How does COVID-19 impact the 3D Printer market? Context attempts to give a response

Young woman in white lab coat working with 3d printer

Face shields, masks, safety goggles, nasopharyngeal swabs, valves, ventilators…At every corner of the world, 3D Printing has demonstrated its maturity by meeting these vital needs of the medical industry in these times of COVID-19.

If the world can no longer doubt of the capabilities of the technology, the challenging times make it complex to give a clear response on the current state of 3D Printers sales:

By focusing efforts on producing much-needed medical supplies has meant a move away from the production and sale of printers towards service businesses and service-bureau infrastructure”, said Chris Connery, VP of global analysis at CONTEXT. “Coming on the back of weak shipments in Q4 2019, this refocus – and the supply-and-demand constraints expected in the weeks to come – looks to make 2020 a difficult year for 3D printer shipments.”

While COVID-19 had not yet had an impact, global 3D printer shipments were already unseasonably weak in Q4 2019. For many manufacturers – particularly those focused on Industrial* or Design* price-class printers – this slowdown was associated with a weak automotive market, a generally weak manufacturing sector and sluggish Asian and European economies.” First, it should be noted that the research and consultancy firm classifies 3D printers into 4 categories: Personal price-class printers, Professional printers, Design and Industrial 3D printers. Over the quarter, CONTEXT notes that printer shipments saw year-on-year changes of -11% (Personal* price-class printers), +26% (Professional* printers), -22% (Design) and -23% (Industrial); the only increase being in the hot Professional category.

Forecasts for 2020, based on information available as of 23 March, show printer manufacturers are now assessing, on a daily basis, the impacts of a disrupted supply chain and uneven human productivity on both their own ability to produce hardware and the end-markets to which they cater. In recent years, vendors have typically begun with a bullish outlook and slowly adjusted their shipment outlook over the year. Currently, however, vendors are offering only informal/high-level forecasts: most are beginning 2020 with a negative outlook and anticipating they will recover as business begins again once the global pandemic subsides.

While each printer class caters to different users, many of the key end-markets (such as the dental, aerospace, automotive, consumer product, orthopaedics and education markets) are negatively affected by global work closures and slow-downs. On the supply side, key components for printers, as for many other electronic goods, come from China, the region impacted first by the pandemic. As a result of the uncertainty, hardware vendors are now thinking in terms of weeks and quarters rather years, and current aggregate forecasts show the Industrial and Design segments are set to see shipment declines of -4% from 2019 to 2020 even taking into consideration a recovery in the 2nd half of the year.

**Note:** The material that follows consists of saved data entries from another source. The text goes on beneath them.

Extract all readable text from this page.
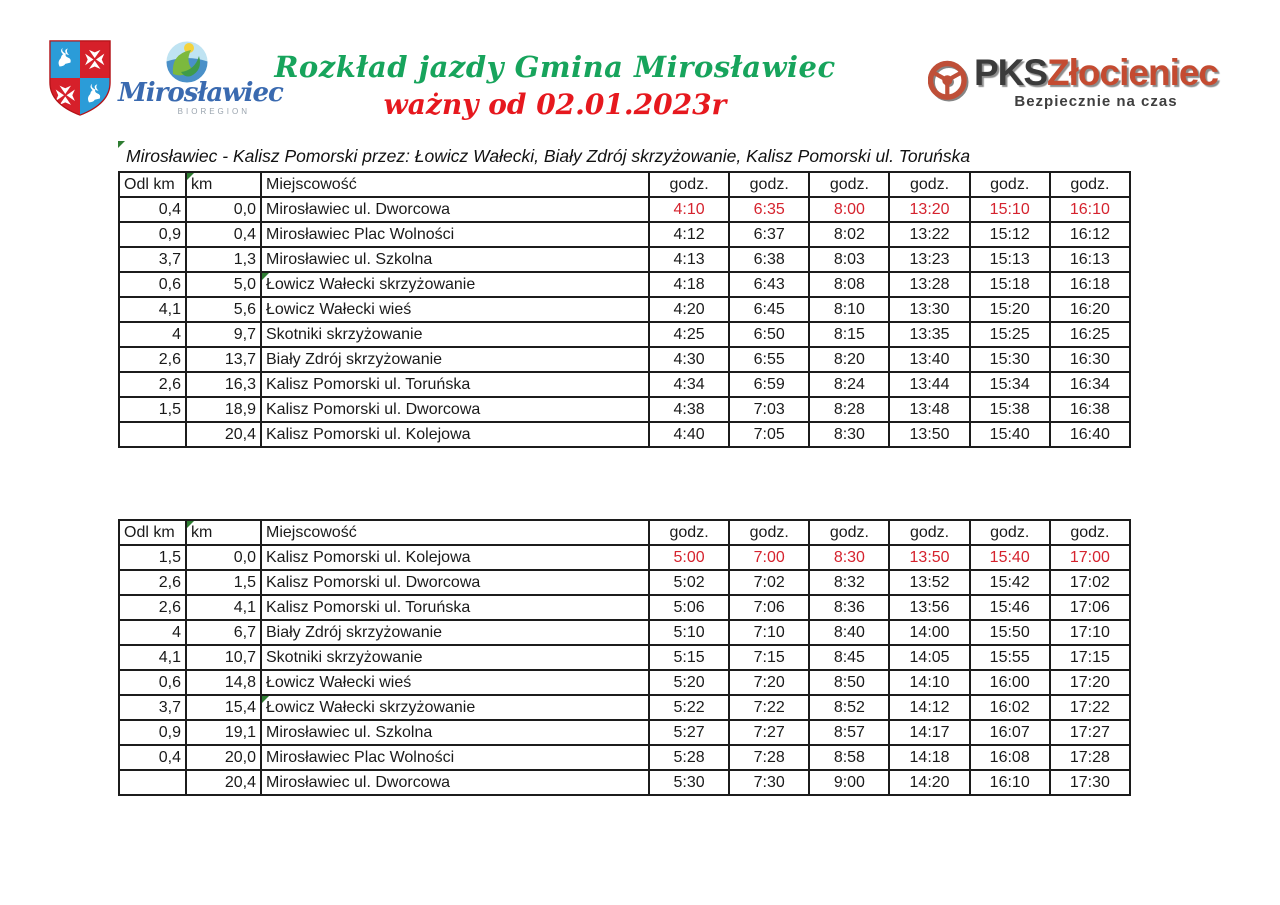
Mirosławiec
BIOREGION
Rozkład jazdy Gmina Mirosławiec
ważny od 02.01.2023r
PKSZłocieniec
Bezpiecznie na czas
Mirosławiec - Kalisz Pomorski przez: Łowicz Wałecki, Biały Zdrój skrzyżowanie, Kalisz Pomorski ul. Toruńska
Odl km	km	Miejscowość	godz.	godz.	godz.	godz.	godz.	godz.
0,4	0,0	Mirosławiec ul. Dworcowa	4:10	6:35	8:00	13:20	15:10	16:10
0,9	0,4	Mirosławiec Plac Wolności	4:12	6:37	8:02	13:22	15:12	16:12
3,7	1,3	Mirosławiec ul. Szkolna	4:13	6:38	8:03	13:23	15:13	16:13
0,6	5,0	Łowicz Wałecki skrzyżowanie	4:18	6:43	8:08	13:28	15:18	16:18
4,1	5,6	Łowicz Wałecki wieś	4:20	6:45	8:10	13:30	15:20	16:20
4	9,7	Skotniki skrzyżowanie	4:25	6:50	8:15	13:35	15:25	16:25
2,6	13,7	Biały Zdrój skrzyżowanie	4:30	6:55	8:20	13:40	15:30	16:30
2,6	16,3	Kalisz Pomorski ul. Toruńska	4:34	6:59	8:24	13:44	15:34	16:34
1,5	18,9	Kalisz Pomorski ul. Dworcowa	4:38	7:03	8:28	13:48	15:38	16:38
	20,4	Kalisz Pomorski ul. Kolejowa	4:40	7:05	8:30	13:50	15:40	16:40
Odl km	km	Miejscowość	godz.	godz.	godz.	godz.	godz.	godz.
1,5	0,0	Kalisz Pomorski ul. Kolejowa	5:00	7:00	8:30	13:50	15:40	17:00
2,6	1,5	Kalisz Pomorski ul. Dworcowa	5:02	7:02	8:32	13:52	15:42	17:02
2,6	4,1	Kalisz Pomorski ul. Toruńska	5:06	7:06	8:36	13:56	15:46	17:06
4	6,7	Biały Zdrój skrzyżowanie	5:10	7:10	8:40	14:00	15:50	17:10
4,1	10,7	Skotniki skrzyżowanie	5:15	7:15	8:45	14:05	15:55	17:15
0,6	14,8	Łowicz Wałecki wieś	5:20	7:20	8:50	14:10	16:00	17:20
3,7	15,4	Łowicz Wałecki skrzyżowanie	5:22	7:22	8:52	14:12	16:02	17:22
0,9	19,1	Mirosławiec ul. Szkolna	5:27	7:27	8:57	14:17	16:07	17:27
0,4	20,0	Mirosławiec Plac Wolności	5:28	7:28	8:58	14:18	16:08	17:28
	20,4	Mirosławiec ul. Dworcowa	5:30	7:30	9:00	14:20	16:10	17:30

In the Industrial market – which accounted for 68% of global 3D printer hardware revenues 2019 – shipments in the second half of 2019 were slow, even though this is usually the strongest part of the year, and the outlook for 2020 was, therefore, already challenging. Taking into account both these negative headwinds and the supply-and-demand challenges associated with global reactions to the coronavirus, this segment hopes to see a slide of only -2% in printer shipments in 2020 after its 5-year CAGR of +14% and anticipates a rolling recovery by region, starting with the East.

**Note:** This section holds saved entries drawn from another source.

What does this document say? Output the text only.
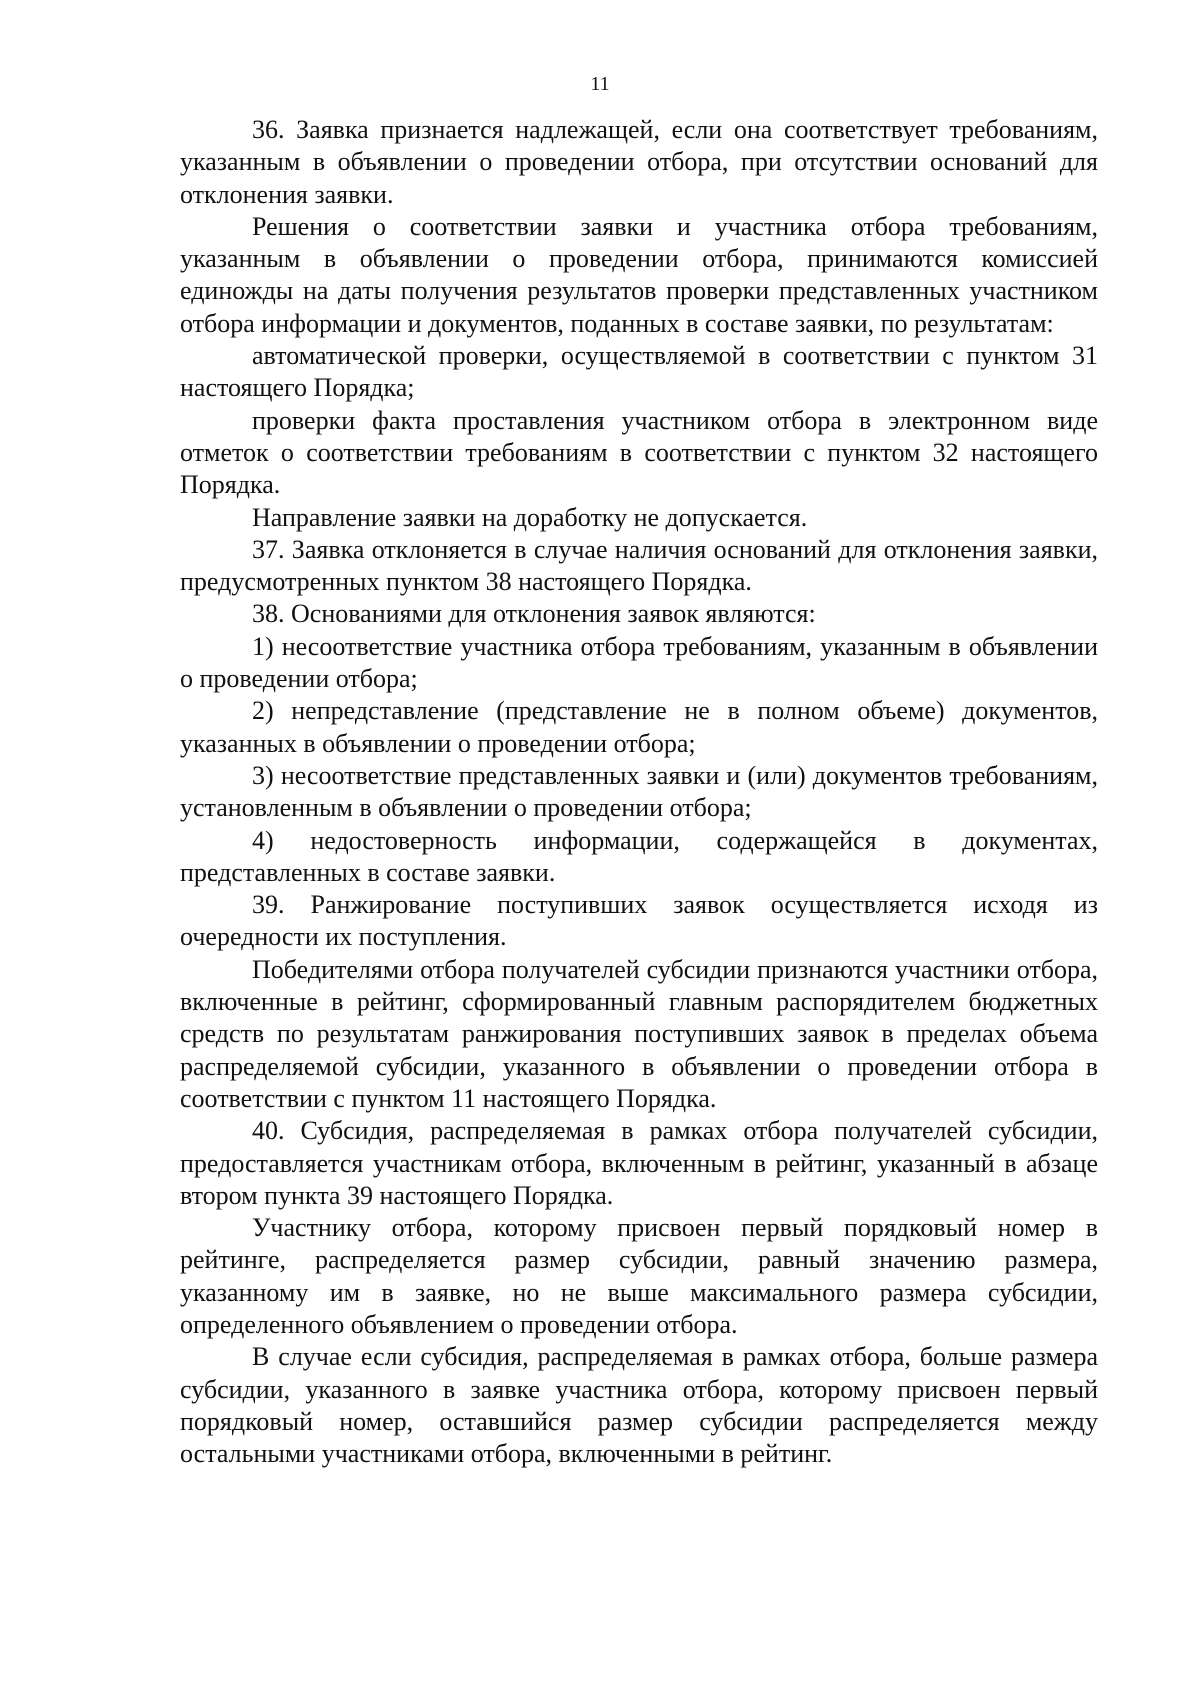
11

36. Заявка признается надлежащей, если она соответствует требованиям, указанным в объявлении о проведении отбора, при отсутствии оснований для отклонения заявки.

Решения о соответствии заявки и участника отбора требованиям, указанным в объявлении о проведении отбора, принимаются комиссией единожды на даты получения результатов проверки представленных участником отбора информации и документов, поданных в составе заявки, по результатам:

автоматической проверки, осуществляемой в соответствии с пунктом 31 настоящего Порядка;

проверки факта проставления участником отбора в электронном виде отметок о соответствии требованиям в соответствии с пунктом 32 настоящего Порядка.

Направление заявки на доработку не допускается.

37. Заявка отклоняется в случае наличия оснований для отклонения заявки, предусмотренных пунктом 38 настоящего Порядка.

38. Основаниями для отклонения заявок являются:

1) несоответствие участника отбора требованиям, указанным в объявлении о проведении отбора;

2) непредставление (представление не в полном объеме) документов, указанных в объявлении о проведении отбора;

3) несоответствие представленных заявки и (или) документов требованиям, установленным в объявлении о проведении отбора;

4) недостоверность информации, содержащейся в документах, представленных в составе заявки.

39. Ранжирование поступивших заявок осуществляется исходя из очередности их поступления.

Победителями отбора получателей субсидии признаются участники отбора, включенные в рейтинг, сформированный главным распорядителем бюджетных средств по результатам ранжирования поступивших заявок в пределах объема распределяемой субсидии, указанного в объявлении о проведении отбора в соответствии с пунктом 11 настоящего Порядка.

40. Субсидия, распределяемая в рамках отбора получателей субсидии, предоставляется участникам отбора, включенным в рейтинг, указанный в абзаце втором пункта 39 настоящего Порядка.

Участнику отбора, которому присвоен первый порядковый номер в рейтинге, распределяется размер субсидии, равный значению размера, указанному им в заявке, но не выше максимального размера субсидии, определенного объявлением о проведении отбора.

В случае если субсидия, распределяемая в рамках отбора, больше размера субсидии, указанного в заявке участника отбора, которому присвоен первый порядковый номер, оставшийся размер субсидии распределяется между остальными участниками отбора, включенными в рейтинг.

As the pandemic comes under control and economies return to normal, there is great potential for the 3D printer market since the ability of the technology to assist with the immediate needs of the medical community have showcased its quick-turn capabilities worldwide. Responses to the pandemic are also demonstrating that leveraging 3D printing for local production, instead of relying on complex multinational supply chains, has the potential to help many companies mitigate future risk.